CRITICAL NOTES.—

Joshua 2:22. Abode there three days] One clear day, and part of two others. The spies were probably sent out on the sixth of Abib; on the evening of the same day as that on which they arrived at Jericho they escaped to the mountain; they waited in hiding there throughout the next day, and through the night and the day and the greater part of the night following, when they returned to Joshua, and made their report.

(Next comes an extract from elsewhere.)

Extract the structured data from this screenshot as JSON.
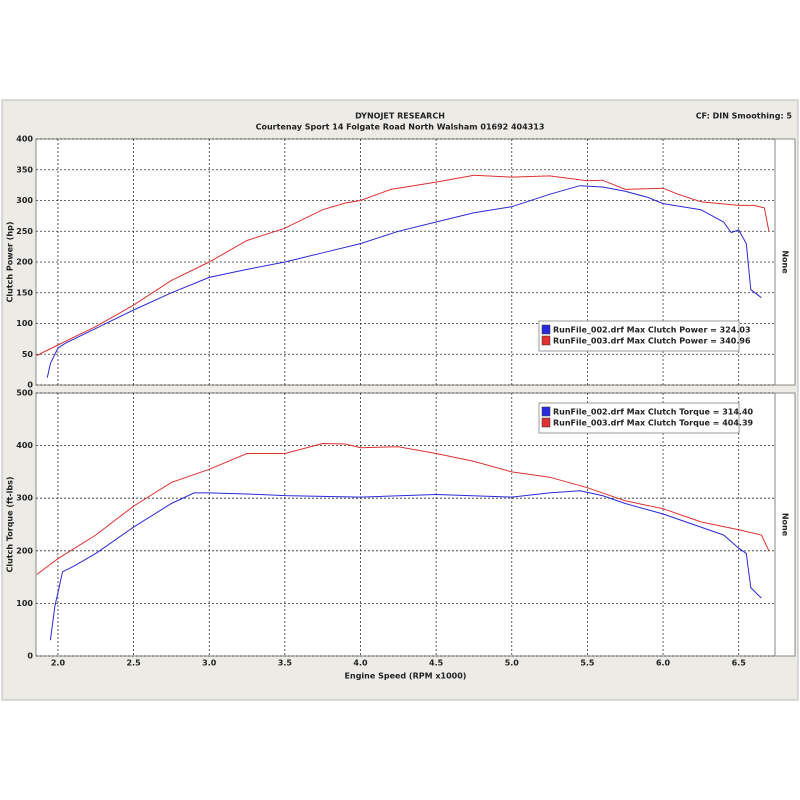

MAIN HOMILETICS OF THE PARAGRAPH.— Joshua 2:22

WITH AND “WITHOUT GOD IN THE WORLD”

I. He who watches and works without God, watches and works in vain. The king of Jericho had sent to take the spies, but they escaped out of his hand; “the pursuers sought them throughout all the way, but found them not.” “Except the Lord keep the city, the watchman waketh but in vain;” so, apparently, out of the rich experience of his life the aged David counselled his son and successor in “The Song of degrees for Solomon.” The children of God, when they are without the presence of their heavenly Father, labour as much in vain as the greatest idolater or infidel. The king of Jericho and his pursuers fail; equally do the Israelites themselves, when a week or two later they go up without God against Ai. Moses well said, “If Thy presence go not with us, carry us not up hence.”

II. He who goes out under the care of God is safe from the wrath of man. If Rebekah and Jacob had not lied, the younger son would still have inherited the blessing. The promise of God needed no falsehood of men to make it into a truth. If Rahab had said only the thing which was right, God could with equal ease have secured the safety of these His two servants. Even had it been otherwise, they had been no less safe; they fall well, who fall into their Father’s arms. Where God does not bless our righteous efforts to preserve ourselves, we need not seek safety in sin. Those were noble blushes which rose on the face of Ezra, when he said, “I was ashamed to require of the king a band of men and horsemen to help us against the enemy in the way” (cf. Ezra 8:21). Paul in his perils; Luther at Worms; Wesley preaching under threats of violence and falling stones.

III. He who reports the goodness and faithfulness of the Lord can never report too confidently or too cheerfully. The ten spies had given the report of fear; these give the report of faith. The giants and the Anakim were probably as huge as they were forty years before, the cities walled up as near to heaven, and the Israelites no larger than they were formerly; but where fear then saw grasshoppers in the presence of giants, faith said now, “Truly the Lord hath delivered into our hands all the land.” The message of these two men to Joshua was full of confidence, full of cheerfulness, and full of praise. They thanked God for victories yet to come.

1. He who makes the best of everything which concerns God, serves God and men much better than he who is timid and doubting and depressed. It is quite possible to make too much of the work of men; we cannot well over-report God. Too many modern servants are far more like the ten spies than the two.
2. A bad report of Divine things is not only injurious to others, but most harmful to ourselves. Good Bp. Hall well said, “Our success or discomfiture begins ever at the heart. A man’s inward disposition doth more than presage the event. If Satan sees us once faint, he gives himself the day. There is no way to safety, but that our hearts be the last that shall yield.” We have need to keep our heart with all diligence; for out of it, even in this sense, there are issues of life. The glad confidence in Christ which some constantly manifest carries its own reward; for “the joy of the Lord is their strength,” and hardly less strength to all who are sufficiently with them to catch the enthusiasm of their praise.